Fin de lecture 1er mai 2021 (ça ne s’invente pas !).

En préambule, je confirme, s’il en était besoin, l’apolitisme de ce blog et la neutralité idéologique de la chronique qui suit.

L’occasion m’a été donnée, par hasard, de bénéficier d’un exemplaire numérique du livre écrit par Edouard Philippe et Gilles Boyer. J’avais vu une interview télévisée de l’ancien Premier ministre et m’étais dit que cela pourrait m’intéresser, car j’aime la petite histoire de l’Histoire… tout en me méfiant a priori des biais politiques et de l’écriture que je risquais d’y trouver, que j’imaginais trop pontifiante.

Que nenni ! J’ai tout de suite été embarquée dans cet ouvrage, dont l’écriture est à la fois riche des sujets traités et du vocabulaire employé, et simple dans son expression. Et j’ai été passionnée par le récit sans fard de l’exercice du pouvoir, en passant, telle Alice, De l’autre côté du miroir…

Edouard Philippe et Gilles Boyer, en n’utilisant toujours que le « nous » ou l’impersonnel « il », content d’abord leur rencontre scellée en 2002 autour d’Alain Juppé, puis leur amitié qui ne se dément jamais, malgré les remous et les alliances différentes. Ils évoquent leur « passion » pour le droit, celui qui permet l’usage des institutions même lorsque tout va mal, et leur sérieux penchant pour des références historiques de locataires de sièges présidentiels ou ministériels, français ou étrangers (Churchill ayant leur prédilection). En bref, ils démontrent que l’exercice du pouvoir peut faire peur, voire terrifier, qu’il ne s’invente pas et que les ministres dont on se souvient sont ceux qui ont réussi à « incarner » pleinement la thématique qu’ils défendaient.

« Voilà bien quelque chose que toutes ces années et toutes ces expériences nous ont appris : gouverner ne s’apprend que lorsqu’on comprend que gouverner est un apprentissage permanent. »

« La peur, c’est ce qu’on ressent avant la tempête. Ou après. Lorsque vous êtes dedans, vos mains sont sur la barre, vous ne pensez qu’à faire au mieux. »

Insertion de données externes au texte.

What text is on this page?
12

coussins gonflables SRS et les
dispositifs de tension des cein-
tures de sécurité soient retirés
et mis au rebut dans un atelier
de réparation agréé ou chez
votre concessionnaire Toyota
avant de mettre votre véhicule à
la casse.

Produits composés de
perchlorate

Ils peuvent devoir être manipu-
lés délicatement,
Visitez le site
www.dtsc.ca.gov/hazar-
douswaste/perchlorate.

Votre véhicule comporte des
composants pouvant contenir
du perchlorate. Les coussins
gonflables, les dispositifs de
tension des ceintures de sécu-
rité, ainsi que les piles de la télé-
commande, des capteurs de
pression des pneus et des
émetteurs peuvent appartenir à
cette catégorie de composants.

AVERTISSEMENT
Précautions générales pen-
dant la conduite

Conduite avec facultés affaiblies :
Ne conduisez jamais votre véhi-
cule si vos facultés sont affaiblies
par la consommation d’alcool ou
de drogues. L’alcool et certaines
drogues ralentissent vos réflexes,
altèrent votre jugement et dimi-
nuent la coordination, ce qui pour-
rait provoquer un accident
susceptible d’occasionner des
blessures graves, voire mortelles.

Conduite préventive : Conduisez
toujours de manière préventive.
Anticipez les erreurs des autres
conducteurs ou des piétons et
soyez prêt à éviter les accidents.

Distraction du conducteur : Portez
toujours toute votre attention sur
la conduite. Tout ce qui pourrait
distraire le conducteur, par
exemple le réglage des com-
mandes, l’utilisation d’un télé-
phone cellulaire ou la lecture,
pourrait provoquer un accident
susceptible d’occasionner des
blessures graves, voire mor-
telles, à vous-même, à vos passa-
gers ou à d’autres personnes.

Dans cet ouvrage très documenté – et qui donne donc envie à la fois de lire et de regarder quelques séries bien pensées – les deux comparses évoquent la difficulté de l’exercice du pouvoir, notamment sous la pression des médias et des réseaux sociaux, quand une bonne administration devrait pouvoir prendre son temps.

« Les chaînes d’information en continu et les réseaux sociaux, qui ont en commun d’avoir donné la parole à ceux qui ne l’avaient pas, ce qui aurait dû constituer un progrès important, ont charrié leur lot d’excès, enrichissant parfois le débat public, l’appauvrissant souvent. »

C’est presque un cours de droit public qui est proposé au lecteur, mais toujours accompagné d’une réflexion sur la mise en œuvre dans la réalité des règles écrites, ou induites : la notion de l’exercice du pouvoir à quatre mains, au-delà du gouvernement tout entier, s’est avérée une découverte pour moi. La nécessaire relation de confiance (non écrite, elle !) entre le Président de la République et son Premier ministre est mise en exergue, avec un retour sur les périodes de cohabitations qui, si elles ont imposé la « collaboration » de personnalités aux opinions contradictoires, n’ont cependant pas constitué un danger pour la démocratie.

« A Matignon, on peint impressionniste ; à l’Elysée, on a besoin de lignes claires. »

Au travers de chapitres sur des thématiques spécifiques approchées depuis sa nomination à Matignon jusqu’à sa démission, Edouard Philippe (car c’est manifestement plus lui que son alter ego qui se raconte !) évoque ainsi des personnages, des grands dossiers, des anecdotes et des questions de société avec un recul bienvenu, dépourvu de l’agitation pressante des médias : constitutionnalité, transition énergétique, économie, pandémie, …

Peu importe qu’on adhère ou non aux solutions politiques, le propos est sain car humble et dépourvu de malice : il s’agit de constats, et on est amené à plusieurs reprises à noter que les propositions formulées hors le cadre de l’exercice du pouvoir semblent bien plus difficiles à défendre lorsqu’on y accède ! Et savoir reconnaître qu’on ne sait pas, une vertu qui mériterait de se propager…

« Aucun élément de langage n’est aussi efficace que la vérité. »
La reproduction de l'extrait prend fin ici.